Updated DivANS compression ratios with LZMA+Brotli hybrid IR

Closing Thoughts

Research directions
The DivANS system today is already able to get a better compression ratio than alternatives on Dropbox data (albeit with a performance cost). However, we are even more excited about opening up the code and the DivANS Intermediate Representation (IR) to the world. We hope that by lowering the bar for creating new compression algorithms, the community can focus compression research on three separate directions:

  1. creating efficient IR representations of raw files in significantly less time than DivANS
  2. optimizing IR representations
  3. encoding IRs into efficient bit representations

Using Rust: fast, reliable, productive: pick 3
DivANS is written in the Rust programming language, since Rust has guarantees about safety, security, and determinism in the safe subset of the language. Rust can also be as fast as hand-tuned C code and doesn’t need a garbage collector.

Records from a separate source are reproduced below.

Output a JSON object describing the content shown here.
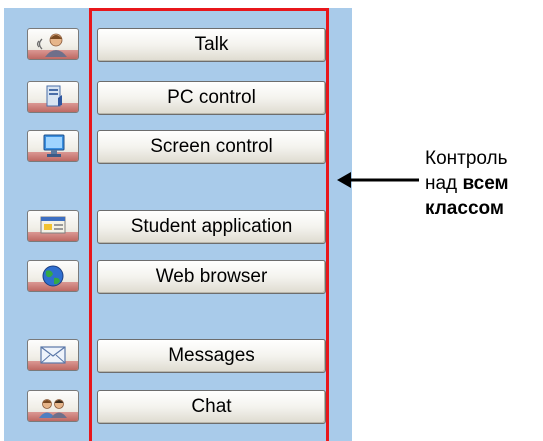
{
  "menu": {
    "items": [
      {
        "icon": "talk-icon",
        "label": "Talk"
      },
      {
        "icon": "pc-control-icon",
        "label": "PC control"
      },
      {
        "icon": "screen-control-icon",
        "label": "Screen control"
      },
      {
        "icon": "student-application-icon",
        "label": "Student application"
      },
      {
        "icon": "web-browser-icon",
        "label": "Web browser"
      },
      {
        "icon": "messages-icon",
        "label": "Messages"
      },
      {
        "icon": "chat-icon",
        "label": "Chat"
      }
    ]
  },
  "annotation": {
    "line1": "Контроль",
    "line2_prefix": "над",
    "line2_bold": "всем",
    "line3_bold": "классом"
  },
  "colors": {
    "panel_background": "#a9cbea",
    "highlight_frame": "#e8161b",
    "arrow": "#000000"
  }
}
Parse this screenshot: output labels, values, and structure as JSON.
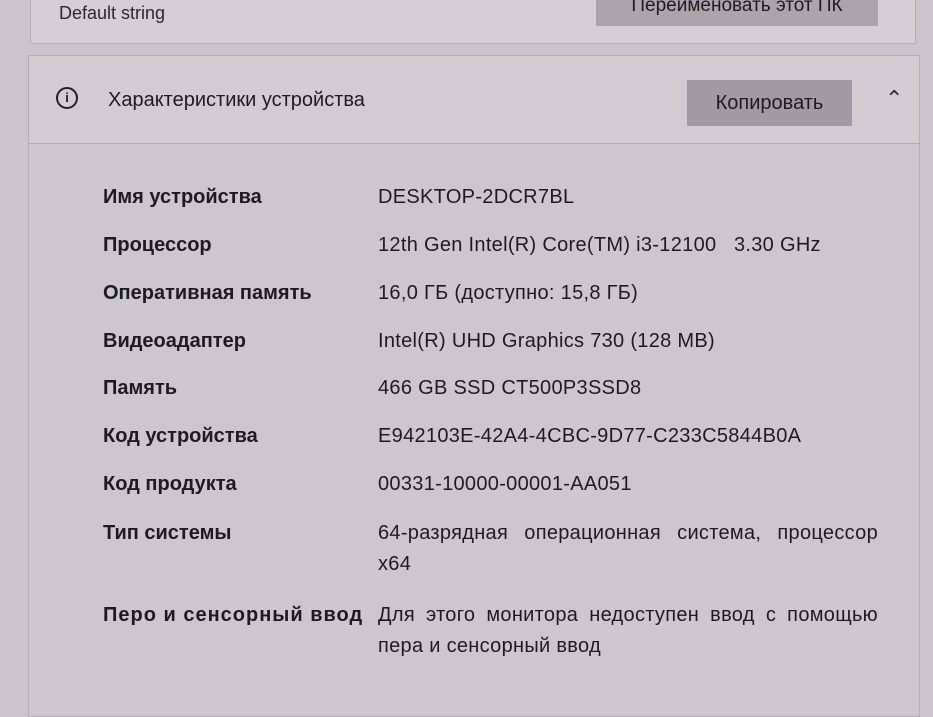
{
  "top_card": {
    "subtitle": "Default string",
    "rename_button": "Переименовать этот ПК"
  },
  "specs": {
    "title": "Характеристики устройства",
    "copy_button": "Копировать",
    "info_icon": "info-icon",
    "collapse_icon": "chevron-up-icon",
    "rows": [
      {
        "label": "Имя устройства",
        "value": "DESKTOP-2DCR7BL"
      },
      {
        "label": "Процессор",
        "value": "12th Gen Intel(R) Core(TM) i3-12100   3.30 GHz"
      },
      {
        "label": "Оперативная память",
        "value": "16,0 ГБ (доступно: 15,8 ГБ)"
      },
      {
        "label": "Видеоадаптер",
        "value": "Intel(R) UHD Graphics 730 (128 MB)"
      },
      {
        "label": "Память",
        "value": "466 GB SSD CT500P3SSD8"
      },
      {
        "label": "Код устройства",
        "value": "E942103E-42A4-4CBC-9D77-C233C5844B0A"
      },
      {
        "label": "Код продукта",
        "value": "00331-10000-00001-AA051"
      },
      {
        "label": "Тип системы",
        "value": "64-разрядная операционная система, процессор x64"
      },
      {
        "label": "Перо и сенсорный ввод",
        "value": "Для этого монитора недоступен ввод с помощью пера и сенсорный ввод"
      }
    ]
  }
}
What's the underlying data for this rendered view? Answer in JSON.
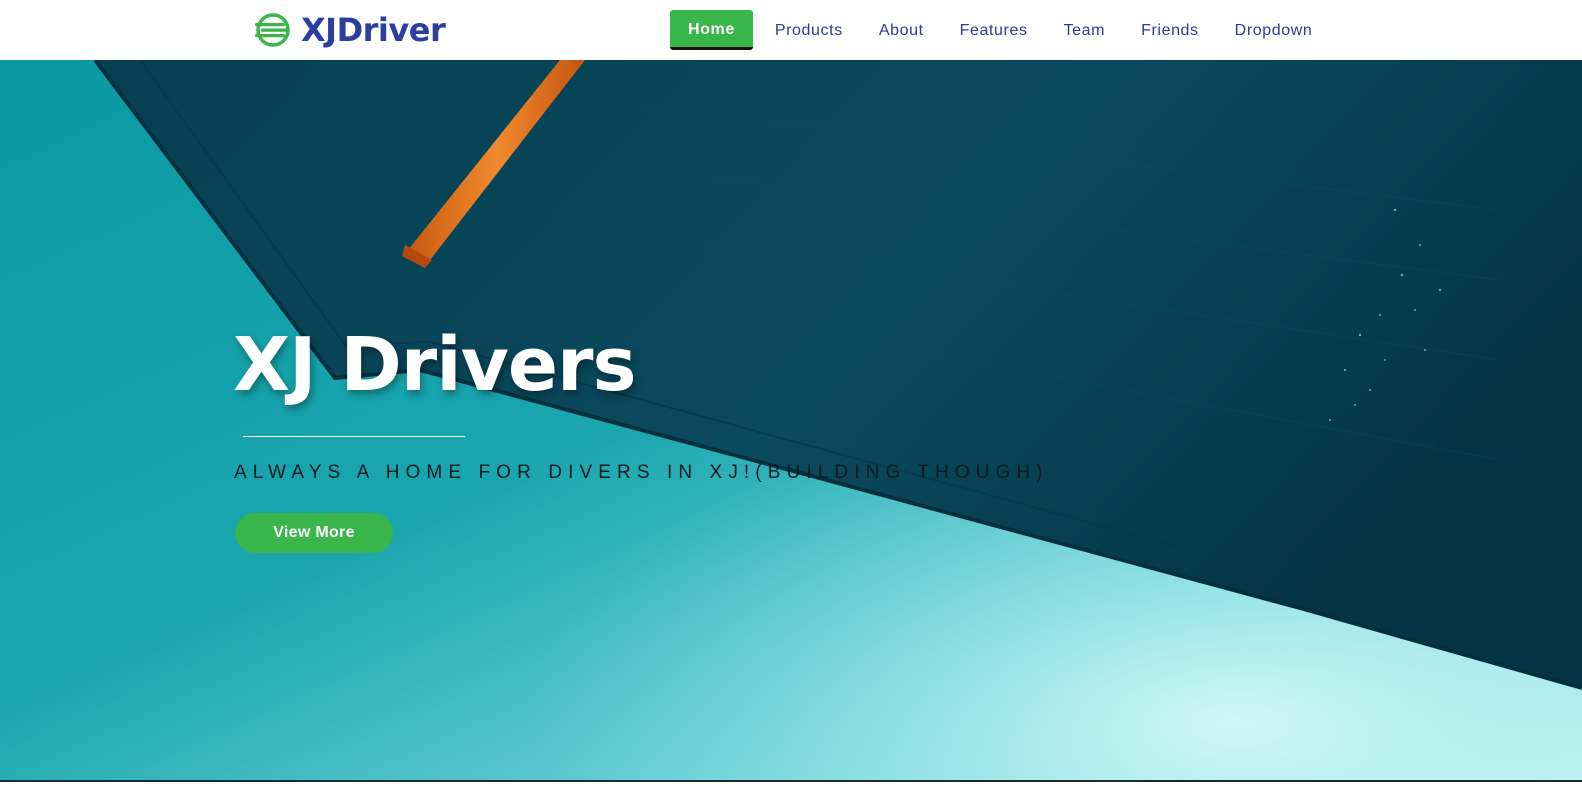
{
  "navbar": {
    "brand": {
      "name": "XJDriver",
      "icon": "striped-circle-logo-icon",
      "color": "#2b3fa3",
      "icon_color": "#39b54a"
    },
    "links": [
      {
        "label": "Home",
        "active": true
      },
      {
        "label": "Products",
        "active": false
      },
      {
        "label": "About",
        "active": false
      },
      {
        "label": "Features",
        "active": false
      },
      {
        "label": "Team",
        "active": false
      },
      {
        "label": "Friends",
        "active": false
      },
      {
        "label": "Dropdown",
        "active": false
      }
    ],
    "accent_color": "#39b54a"
  },
  "hero": {
    "title": "XJ Drivers",
    "subtitle": "ALWAYS A HOME FOR DIVERS IN XJ!(BUILDING THOUGH)",
    "button_label": "View More",
    "background": "teal-umbrella-photo",
    "colors": {
      "dark_teal": "#063f52",
      "light_teal": "#7fdbe0",
      "pole_orange": "#e0741f"
    }
  }
}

Rust programs embed well in any programming language that support a C foreign function interface (FFI) and even allow runtime selection of the memory allocator through that C FFI. These properties make it easy to embed the DivANS codec in a webpage with WASM, as shown above.

Rust also recently added support for SIMD intrinsics and has intuitive, safe support for multithreading, colloquially called “fearless concurrency”. We use vector instructions to manipulate the CDFs. We decode the IR commands and the literals themselves each on separate threads. The entire multithreading initiative was started after the decompressor was completely written, and it leaned heavily on rustc‘s guidance to refactor the code into independent halves.

Call to action
Ideally, several disparate algorithms would generate DivANS IR (not just Brotli, and not just in Rust), and ideally other compression algorithms could also take the DivANS IR as input and produce an efficient bitstream from that input. Pull requests welcome!